The Basel III accord proposes the following implementation in the quantity and quality of this capital. Following are the proposals:
- The minimum requirement for common equity Tier 1 is raised from 2% level to 4.5%.
- The minimum Tier 1 capital requirement is increased from 4% to 6%.
Capital Conservation Buffer
A capital buffer is mandatory additional capital that the banks are required to hold over and above its minimum capital requirement. This is designed to ensure that banks build up enough capital so that it can meet the challenges of times of stress and financial crisis.
Under the new guidelines of Basel III, banks are now required to hold a capital conservation buffer of 2.5%. This brings the requirement of common equity Tier 1 capital to 7% (4.5% common equity tier 1 + 2.5% capital conservation buffer). As soon as the capital conservation buffer goes below the requirement, automatic safeguards apply and the banks cannot pay dividends and bonus till this buffer is rebuilt.
Countercyclical measures are regulations used to deal with cyclical changes in the balance sheet of banks. In a credit cycle, during the time of expansion spare capital has to be set aside, whereas, during the time of contraction, this spare capital requirements can be relaxed.
According to Basel III, the countercyclical capital buffer should be in the range of 0 to 2.5%. This is in addition to minimum capital requirements and capital conservation buffer.
Liquidity Standard and Leverage Ratio
In order to ensure that banks do not run out of liquidity in times of crisis, Basel III puts in place regulations to maintain liquidity standards. Following are the list of regulations –
- Liquidity Coverage Ratio (LCR) – Regulations of liquidity coverage ratio are designed to ensure that banks maintain an adequate level of high-quality liquid assets which can meet its liquidity needs for the next 30 days.
- Net Stable Funding Ratio (NSFR) – This particular standard ensures that banks hold an amount of long-term funding that is at least equal to its long-term assets. In a way, it covers the entire balance sheet and provides incentives to the bank to use stable sources of funding.
Capital Leverage Ratio
The leverage ratio as per Basel III standards is based on Tier 1 capital. The capital leverage ratio is used to determine the capital adequacy of banks. It also puts a constraint on how the bank may leverage its capital. This ratio is a supplementary requirement.
Basel III accord requires that the banks keep their capital leverage ratio minimum of 3%.

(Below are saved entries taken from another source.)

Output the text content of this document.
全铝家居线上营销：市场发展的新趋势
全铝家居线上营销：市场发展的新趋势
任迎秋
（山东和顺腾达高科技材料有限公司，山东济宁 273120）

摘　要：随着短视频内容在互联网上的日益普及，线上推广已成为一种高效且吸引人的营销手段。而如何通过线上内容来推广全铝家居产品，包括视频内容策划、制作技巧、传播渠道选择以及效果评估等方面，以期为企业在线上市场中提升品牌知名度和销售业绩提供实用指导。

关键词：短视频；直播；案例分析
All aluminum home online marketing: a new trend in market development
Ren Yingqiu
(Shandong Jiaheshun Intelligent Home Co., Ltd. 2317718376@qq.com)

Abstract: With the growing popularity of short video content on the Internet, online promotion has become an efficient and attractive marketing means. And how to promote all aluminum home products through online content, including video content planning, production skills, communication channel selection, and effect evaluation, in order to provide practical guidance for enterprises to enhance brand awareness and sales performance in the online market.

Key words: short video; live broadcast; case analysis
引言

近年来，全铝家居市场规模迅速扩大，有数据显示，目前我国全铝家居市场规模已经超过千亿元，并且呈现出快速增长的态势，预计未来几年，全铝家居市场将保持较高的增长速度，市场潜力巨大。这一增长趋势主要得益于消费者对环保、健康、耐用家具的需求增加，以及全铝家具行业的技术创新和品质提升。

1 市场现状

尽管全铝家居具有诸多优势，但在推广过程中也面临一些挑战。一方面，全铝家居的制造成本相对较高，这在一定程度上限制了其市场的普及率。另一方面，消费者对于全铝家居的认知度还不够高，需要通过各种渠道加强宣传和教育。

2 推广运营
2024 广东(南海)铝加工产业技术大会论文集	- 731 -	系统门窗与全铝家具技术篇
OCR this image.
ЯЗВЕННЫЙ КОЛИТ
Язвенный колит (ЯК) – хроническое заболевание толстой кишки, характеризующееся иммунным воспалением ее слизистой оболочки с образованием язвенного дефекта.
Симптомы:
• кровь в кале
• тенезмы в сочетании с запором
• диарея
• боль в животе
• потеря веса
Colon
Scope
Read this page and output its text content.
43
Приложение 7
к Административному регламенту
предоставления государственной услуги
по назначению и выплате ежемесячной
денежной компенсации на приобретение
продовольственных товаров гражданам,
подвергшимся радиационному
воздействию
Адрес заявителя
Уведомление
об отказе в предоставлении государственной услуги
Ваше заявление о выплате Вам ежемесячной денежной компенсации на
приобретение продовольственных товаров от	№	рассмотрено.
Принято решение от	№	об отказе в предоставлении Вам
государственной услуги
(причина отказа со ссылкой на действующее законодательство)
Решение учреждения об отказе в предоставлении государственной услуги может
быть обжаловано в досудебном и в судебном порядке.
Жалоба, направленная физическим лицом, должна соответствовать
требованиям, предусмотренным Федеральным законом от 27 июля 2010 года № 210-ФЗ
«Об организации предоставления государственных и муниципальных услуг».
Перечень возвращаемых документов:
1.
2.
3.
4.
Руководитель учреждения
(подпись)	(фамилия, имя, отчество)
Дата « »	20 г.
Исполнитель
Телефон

As the Financial Stability Board states – “Full, timely and consistent implementation of Basel III is fundamental to a sound and properly functioning banking system that is able to support economic recovery and growth on a sustainable basis.” However, the adoption of Basel III regulations is a challenge for all banks. In order to aid an effective and timely adoption, the Basel committee has recommended a timeline of phase wise implementations to give banks the time to build quality capital and appropriate standards. As per the latest BIS press release, the final Basel III minimum requirements are expected to be implemented by 1st January 2022 and will be fully phased in by 1st January 2027.